The team behind the project have launched a memorial page on the website, where members of the community can send messages of support, or remembrance, as they donate funds to help complete the memorial. With the help and generosity of those across Birmingham and beyond, the founders hope that they can reach their target of £218,000.
Co-founder of the initiative, Phil Oldershaw, commented: “We’re asking for businesses and individuals to dig deep and take pride in helping to fund a significant and worthy landmark that will stand the test of time. All generous donors will be acknowledged and it’s a brilliant heartfelt project to be associated with. Imagine knowing, or telling people, you helped make this worldwide recognised memorial happen.”
Working closely with the LGBTQIA+ community, the team has been coordinating community activity in order to raise money and has already seen support from the likes of The Nightingale Club, The Loft, Missing, Village, The Fox, LGBT Centre, and also Birmingham Pride.

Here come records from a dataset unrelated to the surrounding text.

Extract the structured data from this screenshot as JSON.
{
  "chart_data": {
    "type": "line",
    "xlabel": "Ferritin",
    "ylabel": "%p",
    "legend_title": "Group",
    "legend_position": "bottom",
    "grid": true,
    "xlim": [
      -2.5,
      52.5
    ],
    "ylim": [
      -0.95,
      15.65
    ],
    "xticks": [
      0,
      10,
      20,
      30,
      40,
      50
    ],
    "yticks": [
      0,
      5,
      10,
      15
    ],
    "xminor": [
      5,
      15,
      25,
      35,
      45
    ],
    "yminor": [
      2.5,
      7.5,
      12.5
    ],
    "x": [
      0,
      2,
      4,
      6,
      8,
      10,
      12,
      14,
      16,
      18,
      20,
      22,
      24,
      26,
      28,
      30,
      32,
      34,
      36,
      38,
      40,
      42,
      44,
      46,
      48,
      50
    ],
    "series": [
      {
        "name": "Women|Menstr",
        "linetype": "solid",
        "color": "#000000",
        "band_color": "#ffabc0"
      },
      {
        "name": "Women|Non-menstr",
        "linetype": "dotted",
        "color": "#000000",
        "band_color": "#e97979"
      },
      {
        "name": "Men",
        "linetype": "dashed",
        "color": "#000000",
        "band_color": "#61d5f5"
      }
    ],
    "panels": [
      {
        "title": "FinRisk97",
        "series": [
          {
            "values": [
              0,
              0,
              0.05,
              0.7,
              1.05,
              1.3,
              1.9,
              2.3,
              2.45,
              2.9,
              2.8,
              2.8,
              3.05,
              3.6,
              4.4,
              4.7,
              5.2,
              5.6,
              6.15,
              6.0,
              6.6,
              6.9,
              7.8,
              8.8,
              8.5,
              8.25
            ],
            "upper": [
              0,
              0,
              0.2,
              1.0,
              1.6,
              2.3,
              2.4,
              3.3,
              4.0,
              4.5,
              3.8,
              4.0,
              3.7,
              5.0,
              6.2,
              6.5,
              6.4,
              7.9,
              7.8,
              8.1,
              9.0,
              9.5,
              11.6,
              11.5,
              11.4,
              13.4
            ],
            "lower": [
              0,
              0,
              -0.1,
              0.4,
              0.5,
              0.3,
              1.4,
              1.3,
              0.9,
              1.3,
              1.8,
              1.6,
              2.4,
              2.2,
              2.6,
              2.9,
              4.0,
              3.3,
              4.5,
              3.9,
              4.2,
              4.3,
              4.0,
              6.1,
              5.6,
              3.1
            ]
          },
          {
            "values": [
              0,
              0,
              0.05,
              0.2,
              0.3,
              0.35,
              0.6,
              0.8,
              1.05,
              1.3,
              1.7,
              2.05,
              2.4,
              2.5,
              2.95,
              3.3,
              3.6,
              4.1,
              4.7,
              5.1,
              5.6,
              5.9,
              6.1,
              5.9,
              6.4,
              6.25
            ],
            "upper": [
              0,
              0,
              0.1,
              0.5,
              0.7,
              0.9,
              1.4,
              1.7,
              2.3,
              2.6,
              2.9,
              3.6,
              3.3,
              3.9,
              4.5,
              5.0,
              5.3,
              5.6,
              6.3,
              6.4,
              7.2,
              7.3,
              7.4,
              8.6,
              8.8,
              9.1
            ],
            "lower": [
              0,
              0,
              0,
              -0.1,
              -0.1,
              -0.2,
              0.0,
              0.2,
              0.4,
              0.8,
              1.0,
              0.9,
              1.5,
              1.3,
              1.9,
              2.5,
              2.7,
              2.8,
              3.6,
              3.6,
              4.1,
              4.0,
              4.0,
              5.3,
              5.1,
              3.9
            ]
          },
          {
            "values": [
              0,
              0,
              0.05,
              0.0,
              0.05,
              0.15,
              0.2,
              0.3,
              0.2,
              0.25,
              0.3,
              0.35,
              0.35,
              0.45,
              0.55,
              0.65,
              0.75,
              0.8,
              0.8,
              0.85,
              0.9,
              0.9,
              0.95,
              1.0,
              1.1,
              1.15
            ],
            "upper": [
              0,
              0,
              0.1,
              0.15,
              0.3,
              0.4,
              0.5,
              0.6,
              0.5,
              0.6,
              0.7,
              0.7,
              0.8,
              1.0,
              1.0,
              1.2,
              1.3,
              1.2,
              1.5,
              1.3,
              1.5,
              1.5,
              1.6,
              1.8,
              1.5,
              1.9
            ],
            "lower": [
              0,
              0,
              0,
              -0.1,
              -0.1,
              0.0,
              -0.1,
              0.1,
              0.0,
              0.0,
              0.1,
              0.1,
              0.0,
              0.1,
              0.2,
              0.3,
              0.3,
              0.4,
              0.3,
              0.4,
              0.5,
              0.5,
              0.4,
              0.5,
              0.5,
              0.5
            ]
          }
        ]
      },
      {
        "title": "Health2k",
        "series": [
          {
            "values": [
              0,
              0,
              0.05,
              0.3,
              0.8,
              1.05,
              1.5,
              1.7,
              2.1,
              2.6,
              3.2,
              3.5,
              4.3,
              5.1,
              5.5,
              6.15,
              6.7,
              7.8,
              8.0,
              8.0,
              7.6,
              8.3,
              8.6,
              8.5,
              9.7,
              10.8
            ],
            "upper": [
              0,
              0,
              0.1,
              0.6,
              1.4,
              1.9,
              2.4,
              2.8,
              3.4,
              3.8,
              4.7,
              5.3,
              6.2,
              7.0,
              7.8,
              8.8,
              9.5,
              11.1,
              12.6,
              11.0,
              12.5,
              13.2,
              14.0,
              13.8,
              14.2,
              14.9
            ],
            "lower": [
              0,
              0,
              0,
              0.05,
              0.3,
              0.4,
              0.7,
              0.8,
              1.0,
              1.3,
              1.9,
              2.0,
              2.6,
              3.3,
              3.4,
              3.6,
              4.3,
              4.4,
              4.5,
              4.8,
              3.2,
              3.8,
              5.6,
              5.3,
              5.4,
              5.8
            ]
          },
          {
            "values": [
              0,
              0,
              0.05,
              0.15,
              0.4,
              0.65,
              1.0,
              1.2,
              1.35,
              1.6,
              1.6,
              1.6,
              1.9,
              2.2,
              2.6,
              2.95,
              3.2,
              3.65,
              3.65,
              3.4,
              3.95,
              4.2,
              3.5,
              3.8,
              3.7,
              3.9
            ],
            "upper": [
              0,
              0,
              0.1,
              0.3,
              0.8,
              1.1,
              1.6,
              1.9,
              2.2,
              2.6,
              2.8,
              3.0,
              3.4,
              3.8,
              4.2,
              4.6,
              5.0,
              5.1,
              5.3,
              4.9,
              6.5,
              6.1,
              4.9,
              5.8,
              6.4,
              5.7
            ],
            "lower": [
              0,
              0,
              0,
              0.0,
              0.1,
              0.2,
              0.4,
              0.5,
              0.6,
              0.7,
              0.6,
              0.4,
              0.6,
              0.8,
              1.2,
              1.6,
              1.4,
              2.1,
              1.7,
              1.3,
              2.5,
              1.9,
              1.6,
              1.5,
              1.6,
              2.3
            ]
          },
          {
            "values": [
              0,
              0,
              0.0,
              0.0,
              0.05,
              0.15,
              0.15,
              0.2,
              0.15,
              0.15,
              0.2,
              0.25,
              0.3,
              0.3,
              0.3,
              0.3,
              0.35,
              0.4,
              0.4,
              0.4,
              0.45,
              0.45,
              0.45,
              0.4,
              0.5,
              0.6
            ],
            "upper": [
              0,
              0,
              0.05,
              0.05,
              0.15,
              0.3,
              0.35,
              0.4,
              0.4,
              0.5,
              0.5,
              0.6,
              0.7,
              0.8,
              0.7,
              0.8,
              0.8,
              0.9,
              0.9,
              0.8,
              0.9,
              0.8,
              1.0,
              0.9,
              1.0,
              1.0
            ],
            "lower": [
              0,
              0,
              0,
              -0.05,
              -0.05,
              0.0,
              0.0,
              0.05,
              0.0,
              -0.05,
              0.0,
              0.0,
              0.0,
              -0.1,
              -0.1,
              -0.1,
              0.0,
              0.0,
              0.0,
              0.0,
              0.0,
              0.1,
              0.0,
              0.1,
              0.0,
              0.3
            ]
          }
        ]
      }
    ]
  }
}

Co-founder of BAHM, Garry Jones, said: “We have been working hard on many initiatives to be released in the coming months and fundraising events are taking place across the community to reach our £218,000 target. We are already in talks with some great companies and organisations who are keen to support, and we hope that more companies in the region can pledge their support in the coming months.”
The memorial itself, which was granted planning permission Sept 2021, will be part of the newly developed Hippodrome Square. Fabricated by local known talented sculptor Luke Perry, it will be made of weathering steel, with heart-shaped red ribbons representing two figures entwined, as if embracing and supporting each other.
The ribbons represent the dual entities of HIV and AIDS: the past and the future and symbolises remembrance of those we have lost to AIDS, whilst simultaneously celebrating those who are now able to live with HIV today. The monument will also serve as a reminder of the work that still needs to be done to educate; helping end both stigma and discrimination.
West Midlands Mayor, Andy Street, one of the Ambassadors championing the project, said: “It is wonderful to see this permanent memorial and ambitious plan being brought to life. The memorial will be a fitting tribute to those who have lost their lives to AIDS and HIV, as well as a reminder to us all that the often-silent battles against this virus continues for many.”